Gianfranco Fini e Massimo D’Alema hanno parlato insieme nel weekend scorso ad Asolo. Hanno detto molte cose, hanno scoperto di andare d’accordo su svariati temi. Bene, non voglio qui entrare nel merito di dibattiti politici. Non è quello che mi interessa in questa sede e in questo momento. Quello che mi ha colpito (e non solo me) negli interventi dei due leader è stata la loro perfetta intesa sul tema della tassazione delle rendite finanziarie: “Vanno raddoppiate, portate dall’attuale 12,5 per cento, al 25 per cento. Un’aliquota in linea con quelle in vigore nei maggiori Paesi europei nostri partner“.

Per me questa proposta che trova allineati Fini e D’Alema è sbagliata. Non parlo di giustizia sociale: da questo punto di vista in teoria potrebbe anche  starci. Parlo dell’efficacia economica di una misura certo non neutra come il raddoppio, di punto in bianco, del prelievo fiscale sul risparmio. È qui che le cose non funzionano.

L’Italia ha, fra i tanti, un problema: le decisioni economiche, nella loro grande maggioranza, transitano dai partiti. È la classe politica che decide dove indirizzare risorse, investimenti, finanziamenti. E lo fa seguendo i segnali di un radar che non cerca il successo e lo sviluppo del Paese nel suo complesso, ma capta soprattutto le convenienze elettorali.

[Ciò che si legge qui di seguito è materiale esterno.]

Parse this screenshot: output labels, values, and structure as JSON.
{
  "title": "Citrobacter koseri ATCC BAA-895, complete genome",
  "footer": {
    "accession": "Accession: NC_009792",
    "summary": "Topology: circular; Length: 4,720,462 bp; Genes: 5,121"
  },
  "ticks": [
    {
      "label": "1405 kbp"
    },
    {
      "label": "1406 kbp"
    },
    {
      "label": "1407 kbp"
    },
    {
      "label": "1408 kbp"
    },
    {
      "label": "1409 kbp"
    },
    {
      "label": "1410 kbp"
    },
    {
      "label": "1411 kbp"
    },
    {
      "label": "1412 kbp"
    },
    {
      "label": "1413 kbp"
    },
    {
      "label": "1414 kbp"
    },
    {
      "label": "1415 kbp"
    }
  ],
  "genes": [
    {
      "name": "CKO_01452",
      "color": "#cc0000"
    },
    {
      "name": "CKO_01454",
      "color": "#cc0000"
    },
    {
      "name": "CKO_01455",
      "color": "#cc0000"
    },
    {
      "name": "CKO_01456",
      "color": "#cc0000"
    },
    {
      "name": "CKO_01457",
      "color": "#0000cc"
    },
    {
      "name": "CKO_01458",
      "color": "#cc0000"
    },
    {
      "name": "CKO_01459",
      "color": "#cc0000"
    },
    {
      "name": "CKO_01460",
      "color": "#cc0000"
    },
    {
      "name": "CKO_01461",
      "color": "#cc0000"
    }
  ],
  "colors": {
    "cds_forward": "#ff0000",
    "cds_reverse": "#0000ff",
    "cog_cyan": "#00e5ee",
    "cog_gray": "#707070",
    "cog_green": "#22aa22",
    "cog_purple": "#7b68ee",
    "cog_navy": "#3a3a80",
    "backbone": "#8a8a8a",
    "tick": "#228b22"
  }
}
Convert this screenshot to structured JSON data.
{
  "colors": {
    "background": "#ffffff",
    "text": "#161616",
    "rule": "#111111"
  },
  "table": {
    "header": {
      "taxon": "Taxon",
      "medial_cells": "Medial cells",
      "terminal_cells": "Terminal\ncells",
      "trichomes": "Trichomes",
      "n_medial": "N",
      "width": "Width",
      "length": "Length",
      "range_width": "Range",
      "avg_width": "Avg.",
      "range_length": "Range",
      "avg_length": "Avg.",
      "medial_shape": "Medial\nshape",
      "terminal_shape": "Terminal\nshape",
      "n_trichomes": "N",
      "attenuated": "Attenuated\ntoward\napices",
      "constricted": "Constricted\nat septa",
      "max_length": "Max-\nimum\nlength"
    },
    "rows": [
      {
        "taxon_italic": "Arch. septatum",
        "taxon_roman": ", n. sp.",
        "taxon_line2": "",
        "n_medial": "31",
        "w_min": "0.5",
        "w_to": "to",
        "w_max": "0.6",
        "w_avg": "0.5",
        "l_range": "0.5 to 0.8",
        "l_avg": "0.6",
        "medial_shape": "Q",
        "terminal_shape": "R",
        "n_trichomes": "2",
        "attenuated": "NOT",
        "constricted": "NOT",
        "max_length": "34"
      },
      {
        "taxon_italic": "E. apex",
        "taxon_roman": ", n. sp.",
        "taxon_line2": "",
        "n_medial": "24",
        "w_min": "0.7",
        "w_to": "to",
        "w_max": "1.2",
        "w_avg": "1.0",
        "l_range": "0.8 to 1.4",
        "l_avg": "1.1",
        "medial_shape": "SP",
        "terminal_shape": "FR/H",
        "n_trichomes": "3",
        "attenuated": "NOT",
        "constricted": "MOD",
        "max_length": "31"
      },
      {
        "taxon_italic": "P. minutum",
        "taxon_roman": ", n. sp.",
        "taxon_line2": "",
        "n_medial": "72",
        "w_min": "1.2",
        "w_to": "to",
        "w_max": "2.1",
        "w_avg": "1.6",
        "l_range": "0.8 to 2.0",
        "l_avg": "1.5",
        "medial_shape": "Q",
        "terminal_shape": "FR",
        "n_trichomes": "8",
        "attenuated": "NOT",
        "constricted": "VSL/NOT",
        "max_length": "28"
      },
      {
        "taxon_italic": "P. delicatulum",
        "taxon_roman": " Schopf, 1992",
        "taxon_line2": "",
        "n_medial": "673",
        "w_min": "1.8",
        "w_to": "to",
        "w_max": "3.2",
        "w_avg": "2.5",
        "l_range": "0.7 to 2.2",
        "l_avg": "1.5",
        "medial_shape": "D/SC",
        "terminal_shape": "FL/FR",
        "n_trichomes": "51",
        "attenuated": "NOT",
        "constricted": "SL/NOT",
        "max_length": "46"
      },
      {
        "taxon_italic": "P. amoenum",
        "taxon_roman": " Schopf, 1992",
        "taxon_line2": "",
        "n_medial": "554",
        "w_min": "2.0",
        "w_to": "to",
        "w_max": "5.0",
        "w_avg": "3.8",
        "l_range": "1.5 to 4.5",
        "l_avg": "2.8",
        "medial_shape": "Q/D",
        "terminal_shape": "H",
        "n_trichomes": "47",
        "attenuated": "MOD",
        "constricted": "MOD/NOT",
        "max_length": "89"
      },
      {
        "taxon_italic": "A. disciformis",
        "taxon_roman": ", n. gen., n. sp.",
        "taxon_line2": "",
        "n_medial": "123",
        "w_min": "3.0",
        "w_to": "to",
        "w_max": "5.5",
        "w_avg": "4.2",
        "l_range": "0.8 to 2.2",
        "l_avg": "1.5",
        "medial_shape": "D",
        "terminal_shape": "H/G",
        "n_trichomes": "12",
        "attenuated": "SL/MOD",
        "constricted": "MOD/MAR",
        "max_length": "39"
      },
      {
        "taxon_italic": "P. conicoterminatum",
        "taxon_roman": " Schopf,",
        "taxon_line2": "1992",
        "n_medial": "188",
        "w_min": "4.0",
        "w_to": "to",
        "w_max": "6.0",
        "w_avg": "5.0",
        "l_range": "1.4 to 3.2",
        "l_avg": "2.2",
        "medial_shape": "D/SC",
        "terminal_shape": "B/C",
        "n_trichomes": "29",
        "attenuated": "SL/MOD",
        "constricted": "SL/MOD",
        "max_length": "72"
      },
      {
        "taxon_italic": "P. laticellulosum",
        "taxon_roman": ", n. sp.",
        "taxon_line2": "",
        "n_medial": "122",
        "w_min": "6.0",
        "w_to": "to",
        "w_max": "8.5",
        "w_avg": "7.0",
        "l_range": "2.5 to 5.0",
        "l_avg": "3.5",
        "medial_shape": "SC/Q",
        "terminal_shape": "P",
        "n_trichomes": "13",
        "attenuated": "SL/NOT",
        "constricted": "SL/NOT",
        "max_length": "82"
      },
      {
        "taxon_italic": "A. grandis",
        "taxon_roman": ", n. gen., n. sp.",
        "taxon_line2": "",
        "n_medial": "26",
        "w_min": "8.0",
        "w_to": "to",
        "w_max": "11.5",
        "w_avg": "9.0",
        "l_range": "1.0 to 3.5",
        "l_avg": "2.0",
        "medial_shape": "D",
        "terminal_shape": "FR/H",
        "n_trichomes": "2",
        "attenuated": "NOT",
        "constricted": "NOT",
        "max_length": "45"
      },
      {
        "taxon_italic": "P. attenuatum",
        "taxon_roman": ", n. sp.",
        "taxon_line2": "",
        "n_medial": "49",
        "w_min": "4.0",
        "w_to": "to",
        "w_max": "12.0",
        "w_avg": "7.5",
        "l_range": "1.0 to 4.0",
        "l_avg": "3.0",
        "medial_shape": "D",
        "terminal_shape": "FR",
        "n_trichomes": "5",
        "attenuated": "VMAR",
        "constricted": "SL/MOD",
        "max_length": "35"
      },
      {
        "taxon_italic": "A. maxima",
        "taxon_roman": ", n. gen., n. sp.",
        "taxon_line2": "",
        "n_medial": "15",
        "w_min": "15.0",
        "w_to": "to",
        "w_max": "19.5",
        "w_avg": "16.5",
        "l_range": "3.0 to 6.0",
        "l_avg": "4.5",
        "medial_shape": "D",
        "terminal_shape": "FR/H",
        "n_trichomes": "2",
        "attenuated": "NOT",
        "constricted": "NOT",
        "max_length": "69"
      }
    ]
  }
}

Gran parte della spesa, detto in parole molto povere, è un immenso, gigantesco voto di scambio che si ripete anno dopo anno. E questo succede con qualsiasi guida politica, chiunque sieda al volante, sia di centro-destra, sia di centro-sinistra.

Ora la pressione fiscale in Italia si aggira attorno al 46 per cento della ricchezza totale prodotta dal Paese. Questo significa che i partiti ogni anno intermediano, decidono che destinazione dare a quasi la metà del Pil. Un qualsiasi aumento della pressione fiscale non farebbe che aumentare questo stato di cose.

L’Italia non ha bisogno di questo. Anzi ha bisogno, e rapidamente, di imboccare esattamente la strada opposta. Quindi io credo che qualsiasi misura che miri ad aumentare anche di un solo euro quanto lo Stato prende dai cittadini è sbagliata e va evitata per ragioni di strategia politica del Paese.

E c’è un’altra osservazione da fare. Il risparmio è stato agevolato negli anni perché rappresenta uno dei pochi fattori positivi su cui l’Italia possa contare: il ministro Giulio Tremonti si è giocato, eccome, l’enorme patrimonio di risparmio privato nazionale quando si è trattato di rinegoziare in sede europea il patto di stabilità. Quindi bisognerebbe rifletterci bene prima di buttare tutto all’aria.